Getting an Aachen account

For this I reccomend following the Get access specified by Christof Seiler here.

Connecting to server

Create VPN connection with RWTH Aachen

For this, install Cisco AnyConnect.

Connect to vpn.rwth-aachen.de using a Split Tunnel connection. With your user and pw.

Ssh the server

For this use the following command on the terminal.

Useful commands

Checking hardware/server load

For checking RAM in Gigabytes:

free -g 

For checking processor:

lscpu

To check for used corehours (out of the 2000 monthly allowed):

r_wlm_usage

To check current server load:

squeue -w linuxihdc160,linuxihdc161

Submission and handling of jobs

To submit job job.sh:

sbatch job.sh

To check for the state of your current batches:

squeue -u$(whoami)

To cancel job 12345:

scancel 12345

Running a remote jupyter notebook

You should copy the following template and paste it into a jobscript.sh file.

#!/usr/local_rwth/bin/zsh

#SBATCH --nodes=1
#SBATCH --ntasks-per-node=1
#SBATCH --mem-per-cpu=8G
#SBATCH --account="um_dke"
#SBATCH --gres=gpu:1
#SBATCH --time=1-0:00:00
#SBATCH --job-name=jupyter-notebook
#SBATCH --output=jupyter-notebook-%J.log


echo "------------------------------------------------------------"
echo "SLURM JOB ID: $SLURM_JOBID"
echo "Running on nodes: $SLURM_NODELIST"
echo "------------------------------------------------------------"
module switch intel gcc
module load python/3.6.0

#Install jupyter as local user
#Add the local python pip path to the front of the PATH variable
export PATH=$HOME/.local/bin:$PATH

# only run the following two lines the first time you're using a jupyter notebook
# pip3.6 install --user --upgrade pip 
# pip3.6 install --user jupyter

# set a random port for the notebook, in case multiple notebooks are
# on the same compute node.
NOTEBOOKPORT=`shuf -i 8000-8500 -n 1`

# set a random port for tunneling, in case multiple connections are happening
# on the same login node.
TUNNELPORT=`shuf -i 8501-9000 -n 1`

# set a random access token
TOKEN=`cat /dev/urandom | tr -dc 'a-zA-Z0-9' | fold -w 49 | head -n 1`

echo "On your local machine, run:"
echo ""
echo "ssh -L8888:localhost:$TUNNELPORT $SLURM_SUBMIT_HOST -N -4"
echo ""
echo "and point your browser to http://localhost:8888/?token=$TOKEN"
echo "Change '8888' to some other value if this port is already in use on your PC,"
echo "for example, you have more than one remote notebook running."
echo "To stop this notebook, run 'scancel $SLURM_JOB_ID'"

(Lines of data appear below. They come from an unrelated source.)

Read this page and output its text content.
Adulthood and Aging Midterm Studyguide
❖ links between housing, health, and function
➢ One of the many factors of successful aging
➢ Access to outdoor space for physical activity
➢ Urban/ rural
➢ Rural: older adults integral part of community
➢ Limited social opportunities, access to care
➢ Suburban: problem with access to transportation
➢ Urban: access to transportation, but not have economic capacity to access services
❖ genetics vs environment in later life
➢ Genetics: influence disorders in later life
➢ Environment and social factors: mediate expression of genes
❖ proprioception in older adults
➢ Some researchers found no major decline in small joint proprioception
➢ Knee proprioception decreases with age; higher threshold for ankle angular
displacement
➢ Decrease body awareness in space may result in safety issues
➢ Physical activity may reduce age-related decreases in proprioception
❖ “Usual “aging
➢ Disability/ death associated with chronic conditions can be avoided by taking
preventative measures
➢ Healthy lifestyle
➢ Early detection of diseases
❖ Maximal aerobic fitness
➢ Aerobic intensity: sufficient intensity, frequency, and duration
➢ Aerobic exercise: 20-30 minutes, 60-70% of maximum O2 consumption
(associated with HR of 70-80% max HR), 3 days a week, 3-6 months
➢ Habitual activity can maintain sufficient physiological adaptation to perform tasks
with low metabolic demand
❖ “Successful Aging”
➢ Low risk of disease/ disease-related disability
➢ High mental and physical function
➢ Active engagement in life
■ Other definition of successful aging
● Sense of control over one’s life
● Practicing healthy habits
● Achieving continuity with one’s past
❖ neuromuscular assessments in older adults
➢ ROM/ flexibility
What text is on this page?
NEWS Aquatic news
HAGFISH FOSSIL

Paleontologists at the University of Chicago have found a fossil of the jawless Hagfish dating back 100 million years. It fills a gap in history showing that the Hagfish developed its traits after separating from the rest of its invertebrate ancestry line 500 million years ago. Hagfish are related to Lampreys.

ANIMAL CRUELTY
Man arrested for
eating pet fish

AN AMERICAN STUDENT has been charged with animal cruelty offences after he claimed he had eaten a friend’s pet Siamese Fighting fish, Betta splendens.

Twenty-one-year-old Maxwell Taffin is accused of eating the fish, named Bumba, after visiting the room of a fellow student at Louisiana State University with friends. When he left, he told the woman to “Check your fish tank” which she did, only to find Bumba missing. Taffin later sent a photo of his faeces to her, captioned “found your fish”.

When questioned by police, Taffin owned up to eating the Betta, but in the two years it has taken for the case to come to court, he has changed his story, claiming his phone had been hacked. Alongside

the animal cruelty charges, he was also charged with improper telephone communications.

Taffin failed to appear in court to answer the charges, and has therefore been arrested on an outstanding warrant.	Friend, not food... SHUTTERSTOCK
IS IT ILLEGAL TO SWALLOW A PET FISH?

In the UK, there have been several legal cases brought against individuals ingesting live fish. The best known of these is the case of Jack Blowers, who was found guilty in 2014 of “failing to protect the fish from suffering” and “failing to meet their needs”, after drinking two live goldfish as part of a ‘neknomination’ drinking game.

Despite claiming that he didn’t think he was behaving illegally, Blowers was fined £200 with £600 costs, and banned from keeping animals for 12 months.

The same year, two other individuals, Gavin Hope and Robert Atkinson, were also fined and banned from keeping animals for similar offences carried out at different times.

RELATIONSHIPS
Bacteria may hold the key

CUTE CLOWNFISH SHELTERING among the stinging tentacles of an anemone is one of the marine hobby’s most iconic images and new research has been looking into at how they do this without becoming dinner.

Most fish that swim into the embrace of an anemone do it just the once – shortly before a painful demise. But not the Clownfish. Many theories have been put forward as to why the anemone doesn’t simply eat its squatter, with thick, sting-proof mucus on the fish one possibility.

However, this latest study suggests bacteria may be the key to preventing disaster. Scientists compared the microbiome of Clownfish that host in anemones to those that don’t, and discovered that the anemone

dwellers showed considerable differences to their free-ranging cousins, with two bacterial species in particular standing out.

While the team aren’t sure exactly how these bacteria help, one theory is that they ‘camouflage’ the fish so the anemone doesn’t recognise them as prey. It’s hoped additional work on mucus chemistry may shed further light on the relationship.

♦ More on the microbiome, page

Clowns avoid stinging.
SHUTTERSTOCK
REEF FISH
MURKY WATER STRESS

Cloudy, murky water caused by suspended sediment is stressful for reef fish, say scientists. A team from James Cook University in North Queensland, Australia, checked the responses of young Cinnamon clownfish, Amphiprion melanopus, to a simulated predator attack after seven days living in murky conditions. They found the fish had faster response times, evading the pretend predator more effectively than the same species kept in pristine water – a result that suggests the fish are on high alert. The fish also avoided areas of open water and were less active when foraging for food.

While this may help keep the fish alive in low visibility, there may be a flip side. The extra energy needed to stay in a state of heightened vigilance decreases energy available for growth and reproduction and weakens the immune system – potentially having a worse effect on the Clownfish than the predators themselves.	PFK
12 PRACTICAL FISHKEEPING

# set a random port for the notebook, in case multiple notebooks are
# on the same compute node.
NOTEBOOKPORT=`shuf -i 8000-8500 -n 1`

# set a random port for tunneling, in case multiple connections are happening
# on the same login node.
TUNNELPORT=`shuf -i 8501-9000 -n 1`

# set a random access token
TOKEN=`cat /dev/urandom | tr -dc 'a-zA-Z0-9' | fold -w 49 | head -n 1`

echo "On your local machine, run:"
echo ""
echo "ssh -L8888:localhost:$TUNNELPORT $(whoami)@$SLURM_SUBMIT_HOST -N -4"
echo ""
echo "and point your browser to http://localhost:8888/?token=$TOKEN"
echo "Change '8888' to some other value if this port is already in use on your PC,"
echo "for example, you have more than one remote notebook running."
echo "To stop this notebook, run 'scancel $SLURM_JOB_ID'"

# Set up a reverse SSH tunnel from the compute node back to the submitting host (login01 or login02)
# This is the machine we will connect to with SSH forward tunneling from our client.
ssh -R$TUNNELPORT\:localhost:$NOTEBOOKPORT $SLURM_SUBMIT_HOST -N -f

# Start the notebook
srun -n1 jupyter-notebook --no-browser --port=$NOTEBOOKPORT --NotebookApp.token=$TOKEN --log-level WARN
# To stop the notebook, use 'scancel'

Important to note are the lines:

# pip3.6 install --user --upgrade pip 
# pip3.6 install --user jupyter

That should be commented out on the first time running a remote jupyter notebook.

To create the jobscript file do:

nano jobscript.sh

Paste the shell file above and press control +X and then Y to save the file.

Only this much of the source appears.